Sunday, July 18, 2010

Premium class passenger traffic up by 30%: Cathay Pacific

Mumbai: Premier global carrier Cathay Pacific has seen an upsurge in premium class travel to and fro India this year on the back of an improved international business environment, a senior airline executive has said.
In the first six months of this year, the demand for business class travel has gone up by 30 per cent, Tom Wright, Cathay's General Manager (India, Nepal, Bangladesh and Bhutan), told PTI here.
"The demand still looks good and it is in both the front-end and the back-end," he said, implying the demand for travel by business and economy classes.

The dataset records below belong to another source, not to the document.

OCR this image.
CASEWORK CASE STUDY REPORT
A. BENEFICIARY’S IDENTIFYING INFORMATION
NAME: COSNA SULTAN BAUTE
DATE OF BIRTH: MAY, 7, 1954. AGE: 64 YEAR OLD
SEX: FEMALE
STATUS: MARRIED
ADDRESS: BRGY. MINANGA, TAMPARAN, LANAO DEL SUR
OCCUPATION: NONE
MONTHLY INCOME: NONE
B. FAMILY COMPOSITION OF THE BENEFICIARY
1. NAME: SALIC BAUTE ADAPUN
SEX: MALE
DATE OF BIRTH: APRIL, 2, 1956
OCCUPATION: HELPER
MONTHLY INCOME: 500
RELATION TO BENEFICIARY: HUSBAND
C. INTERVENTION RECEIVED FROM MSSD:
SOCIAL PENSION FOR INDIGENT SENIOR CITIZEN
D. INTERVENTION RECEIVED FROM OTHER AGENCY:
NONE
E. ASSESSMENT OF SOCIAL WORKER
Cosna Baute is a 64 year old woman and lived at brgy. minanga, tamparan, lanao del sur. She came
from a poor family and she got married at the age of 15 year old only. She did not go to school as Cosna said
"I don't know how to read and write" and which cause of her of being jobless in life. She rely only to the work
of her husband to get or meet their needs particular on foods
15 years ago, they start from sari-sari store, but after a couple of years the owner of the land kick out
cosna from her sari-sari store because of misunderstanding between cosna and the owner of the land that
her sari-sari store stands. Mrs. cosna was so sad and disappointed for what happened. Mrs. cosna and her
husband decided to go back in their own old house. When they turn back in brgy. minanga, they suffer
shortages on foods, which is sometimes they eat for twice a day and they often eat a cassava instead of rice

"We had the problems with the front end (or business class), but that has now improved quite a bit. The demand is now fast coming back. For India, there is a 30 per cent growth in the premium class passenger traffic," Wright said.
Maintaining that the Hong Kong-based full-service airline had clocked considerable growth in its India operations, he said "we are basically now coming back to the level where we were in 2008 at 18 per cent overall growth. So far things look quite encouraging and revenues have been very strong".
Wright said an "interesting thing" was that destinations like Vietnam and Cambodia, which were not major for Indians earlier, were "now becoming very popular".
On reports about allowing foreign airlines to invest in Indian carriers, Wright said it would be meaningful for overseas carriers only if management control was allowed.